It is often challenging to decide whether clinical data fit into one problem or several problems. If there is relatively long list of symptoms and signs, and an equally long list of potential explanations, one approach is to tease out separate clusters of observations and analyze one cluster at a time. Several clinical characteristics may help.
Patient age: The patient’s age may help; younger adults are more likely to have a single disease, whereas older adults tend to have multiple diseases.
Timing of symptoms: The timing of symptoms is often useful. For example, an episode of pharyngitis 6 weeks ago is probably unrelated to the fever, chills, pleuritic chest pain, and cough that prompted an office visit today. To use timing effectively, you need to know the natural history of various diseases and conditions.
Involvement of different body systems: Involvement of the different body systems may help group clinical data. If symptoms and signs occur in a single system, one disease may explain them. Problems in different, apparently unrelated, systems often require more than one explanation. Again, knowledge of disease patterns is necessary.
Multisystem conditions: With experience, you will become increasingly adept at recognizing multi system conditions and building plausible explanations that link manifestations that are seemingly unrelated. To explain cough, hemoptysis, and weight loss in a 60-year-old plumber who has smoked cigarettes for 40 years, you would rank lung cancer high in your differential diagnosis. You might support your diagnosis with your observation of the patient’s cyanotic nailbeds. With experience and continued reading, you will recognize that his other symptoms and signs fall under the same diagnosis. Dysphagia would reflect extension of the cancer to the esophagus, pupillary asymmetry would suggest pressure on the cervical sympathetic chain, and jaundice could result from metastases to the liver. Related risk factors should be explored promptly.
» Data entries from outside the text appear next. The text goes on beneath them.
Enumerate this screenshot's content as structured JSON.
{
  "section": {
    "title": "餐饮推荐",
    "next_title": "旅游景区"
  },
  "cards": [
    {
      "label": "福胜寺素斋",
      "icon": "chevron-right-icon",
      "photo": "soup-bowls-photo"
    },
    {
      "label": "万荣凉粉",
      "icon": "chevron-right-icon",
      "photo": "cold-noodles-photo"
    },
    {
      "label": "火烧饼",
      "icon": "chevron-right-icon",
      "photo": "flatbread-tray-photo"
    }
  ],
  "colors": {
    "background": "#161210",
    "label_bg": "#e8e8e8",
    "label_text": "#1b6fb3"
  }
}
Key questions: You can also ask a series of key questions that may steer your thinking in one direction and allow you to temporarily ignore the others. For example, you may ask what produces and relieves the patient’s chest pain. If the answer is exercise and rest, you can focus on the cardiovascular and musculoskeletal systems and set the gastrointestinal (GI) system aside. If the pain is more epigastric, burning, and occurs only after meals, you can logically focus on the GI tract. A series of discriminating questions helps you analyze the clinical data and reach logical explanations.